Unfortunately, by the end of the book the man loses his faith and fails to hold on to the fire. This is beautifully but tragically pictured when, in a moment in which the man needed to exhibit courage and strength, he drops and loses forever his lighter – a prop that is important in the early pages of the book. He physically loses the fire as he figuratively loses the fire. The boy, however, persists in carrying the fire even after his father is no longer willing to bear its burden. 
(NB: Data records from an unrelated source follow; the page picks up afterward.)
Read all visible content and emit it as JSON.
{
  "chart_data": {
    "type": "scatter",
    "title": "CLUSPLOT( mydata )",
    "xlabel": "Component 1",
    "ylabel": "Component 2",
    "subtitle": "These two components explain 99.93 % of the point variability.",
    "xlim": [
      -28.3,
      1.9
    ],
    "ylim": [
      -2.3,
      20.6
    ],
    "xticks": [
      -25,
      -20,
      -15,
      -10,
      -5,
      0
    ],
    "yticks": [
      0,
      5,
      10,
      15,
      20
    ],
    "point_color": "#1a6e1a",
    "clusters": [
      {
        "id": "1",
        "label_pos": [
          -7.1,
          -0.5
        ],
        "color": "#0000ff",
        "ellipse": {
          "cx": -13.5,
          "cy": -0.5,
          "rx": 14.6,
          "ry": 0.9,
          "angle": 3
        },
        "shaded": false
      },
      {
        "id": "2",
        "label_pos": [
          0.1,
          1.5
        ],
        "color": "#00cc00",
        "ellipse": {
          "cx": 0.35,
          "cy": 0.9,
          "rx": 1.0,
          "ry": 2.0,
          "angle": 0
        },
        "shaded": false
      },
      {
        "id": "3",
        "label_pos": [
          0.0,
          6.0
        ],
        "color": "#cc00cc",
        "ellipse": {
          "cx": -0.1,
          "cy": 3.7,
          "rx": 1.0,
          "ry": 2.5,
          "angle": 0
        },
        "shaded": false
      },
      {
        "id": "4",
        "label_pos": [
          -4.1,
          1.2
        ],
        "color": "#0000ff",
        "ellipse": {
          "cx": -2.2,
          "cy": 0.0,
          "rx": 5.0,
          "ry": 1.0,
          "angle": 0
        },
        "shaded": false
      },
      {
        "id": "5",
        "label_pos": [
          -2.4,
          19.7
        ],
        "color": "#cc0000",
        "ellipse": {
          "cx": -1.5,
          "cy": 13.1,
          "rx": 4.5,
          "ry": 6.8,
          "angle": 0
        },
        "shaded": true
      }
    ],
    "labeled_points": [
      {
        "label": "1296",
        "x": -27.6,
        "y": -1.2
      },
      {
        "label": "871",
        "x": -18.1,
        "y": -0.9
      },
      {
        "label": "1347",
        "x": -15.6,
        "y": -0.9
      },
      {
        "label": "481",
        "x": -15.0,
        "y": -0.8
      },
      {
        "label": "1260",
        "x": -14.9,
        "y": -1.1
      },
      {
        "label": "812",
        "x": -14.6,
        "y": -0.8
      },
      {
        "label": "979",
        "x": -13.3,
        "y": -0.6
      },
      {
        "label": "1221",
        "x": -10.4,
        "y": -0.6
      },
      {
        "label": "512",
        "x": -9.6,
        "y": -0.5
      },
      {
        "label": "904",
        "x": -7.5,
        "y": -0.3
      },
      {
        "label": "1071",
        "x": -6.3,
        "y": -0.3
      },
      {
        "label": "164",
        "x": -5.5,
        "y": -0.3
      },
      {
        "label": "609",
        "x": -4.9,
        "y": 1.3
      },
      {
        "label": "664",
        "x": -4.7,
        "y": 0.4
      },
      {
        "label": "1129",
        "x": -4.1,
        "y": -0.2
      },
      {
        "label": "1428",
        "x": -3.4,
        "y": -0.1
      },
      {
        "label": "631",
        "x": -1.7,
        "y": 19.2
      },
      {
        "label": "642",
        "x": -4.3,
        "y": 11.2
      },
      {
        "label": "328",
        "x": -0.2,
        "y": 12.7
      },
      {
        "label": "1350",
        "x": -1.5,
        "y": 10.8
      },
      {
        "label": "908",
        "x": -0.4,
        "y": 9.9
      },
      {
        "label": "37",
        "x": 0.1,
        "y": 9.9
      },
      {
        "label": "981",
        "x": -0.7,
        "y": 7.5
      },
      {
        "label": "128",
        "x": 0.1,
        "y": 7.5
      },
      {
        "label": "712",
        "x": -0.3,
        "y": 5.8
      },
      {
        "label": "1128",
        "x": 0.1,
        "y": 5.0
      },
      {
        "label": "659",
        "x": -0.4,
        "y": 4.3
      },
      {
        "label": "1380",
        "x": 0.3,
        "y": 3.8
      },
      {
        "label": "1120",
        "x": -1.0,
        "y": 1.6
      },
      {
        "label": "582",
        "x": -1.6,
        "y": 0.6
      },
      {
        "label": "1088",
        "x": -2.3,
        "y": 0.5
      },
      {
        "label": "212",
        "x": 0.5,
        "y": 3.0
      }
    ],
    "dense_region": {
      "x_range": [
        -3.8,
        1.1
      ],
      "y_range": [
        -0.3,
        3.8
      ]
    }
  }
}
I have the seniors read “The Road” because by the end of the book it is clear that the story is as much about us as it is about the man and the boy. “The Road” challenges the students to think about the choices they make every single day. The book helps them to see that they too are on the road as pilgrims, aliens, and strangers. The world they inhabit has not been destroyed by an apocalyptic disaster; the world they live in is actually in worse shape as a result of having been marred by sin. Of course, there is hope because God sent his son to bear the awful weight of sin through death and resurrection. But that is not the end of the story of what God is doing in the world. He has also created for himself a people, a people redeemed from sin and given new life. His people represent restored humanity and are called to be pilgrim ambassadors. “The Road” helps us understand that we are the ones called to carry the fire of Christ and his kingdom in order to show what it means to truly be human. 


[*]All quotes are taken from: McCarthy, Cormac. The Road. New York: Vintage Books, 2006.